計画では、DPワールドが新たなコンテナターミナルを設計、建設、運営する。ターミナル整備により、米湾岸のサプライチェーン接続性を強化し、地域企業による国際市場へのアクセス拡大につなげる。現地の労働団体や人材関連パートナーとも連携し、ターミナル運営と雇用創出を支える方針だ。
コーパスクリスティ港は、米国のエネルギー、農産品、工業製品輸出の主要ゲートウェイで、取扱総トン数では米国内有数の港湾。2025年6月には、連邦政府の投資などによりコーパスクリスティ船舶航路改良プロジェクトが完了しており、港湾機能拡張と貨物多様化に向けた環境が整いつつある。
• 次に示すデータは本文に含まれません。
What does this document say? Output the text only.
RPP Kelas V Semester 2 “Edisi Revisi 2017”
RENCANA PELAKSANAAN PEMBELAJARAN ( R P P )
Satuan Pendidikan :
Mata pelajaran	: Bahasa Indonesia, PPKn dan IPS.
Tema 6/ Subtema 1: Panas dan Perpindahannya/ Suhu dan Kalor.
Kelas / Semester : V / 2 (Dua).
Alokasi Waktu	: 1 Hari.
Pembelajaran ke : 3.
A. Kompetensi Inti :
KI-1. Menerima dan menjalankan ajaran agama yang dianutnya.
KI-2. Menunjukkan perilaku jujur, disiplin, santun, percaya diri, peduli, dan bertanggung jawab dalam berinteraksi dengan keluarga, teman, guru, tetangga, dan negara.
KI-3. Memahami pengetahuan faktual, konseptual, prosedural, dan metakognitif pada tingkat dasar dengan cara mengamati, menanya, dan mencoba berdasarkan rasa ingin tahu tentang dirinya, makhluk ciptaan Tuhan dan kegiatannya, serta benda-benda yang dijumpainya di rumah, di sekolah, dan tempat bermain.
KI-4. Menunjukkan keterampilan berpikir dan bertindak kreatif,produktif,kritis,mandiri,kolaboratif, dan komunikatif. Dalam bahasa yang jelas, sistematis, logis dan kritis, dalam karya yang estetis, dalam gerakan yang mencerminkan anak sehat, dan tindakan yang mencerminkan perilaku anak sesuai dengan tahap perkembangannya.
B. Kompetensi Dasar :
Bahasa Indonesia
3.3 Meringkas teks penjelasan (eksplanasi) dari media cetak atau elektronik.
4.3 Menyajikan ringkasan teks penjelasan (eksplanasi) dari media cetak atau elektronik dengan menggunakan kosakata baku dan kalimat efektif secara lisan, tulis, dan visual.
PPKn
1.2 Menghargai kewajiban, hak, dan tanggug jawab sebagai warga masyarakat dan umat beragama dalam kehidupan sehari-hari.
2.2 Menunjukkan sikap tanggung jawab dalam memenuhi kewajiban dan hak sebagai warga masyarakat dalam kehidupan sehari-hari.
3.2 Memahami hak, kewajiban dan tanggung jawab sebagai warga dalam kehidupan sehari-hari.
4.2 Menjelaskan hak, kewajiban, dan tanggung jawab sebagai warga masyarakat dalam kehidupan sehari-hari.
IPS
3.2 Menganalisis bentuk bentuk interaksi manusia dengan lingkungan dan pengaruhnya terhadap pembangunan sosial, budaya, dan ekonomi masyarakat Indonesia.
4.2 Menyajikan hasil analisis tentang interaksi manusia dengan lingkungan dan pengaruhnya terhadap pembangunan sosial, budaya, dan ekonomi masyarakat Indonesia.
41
独占交渉では、ターミナル設計、処理能力計画、投資スキームなどを詰める。合意に至れば、DPワールドにとって米国湾岸で初のコンテナターミナル開発案件となる。
DPワールドは世界60超の港湾・ターミナル網を通じ、世界のコンテナ貨物の1割を取り扱う。米州では12か国で1万6000人超を雇用し、14港湾・ターミナルと40超の倉庫を運営している。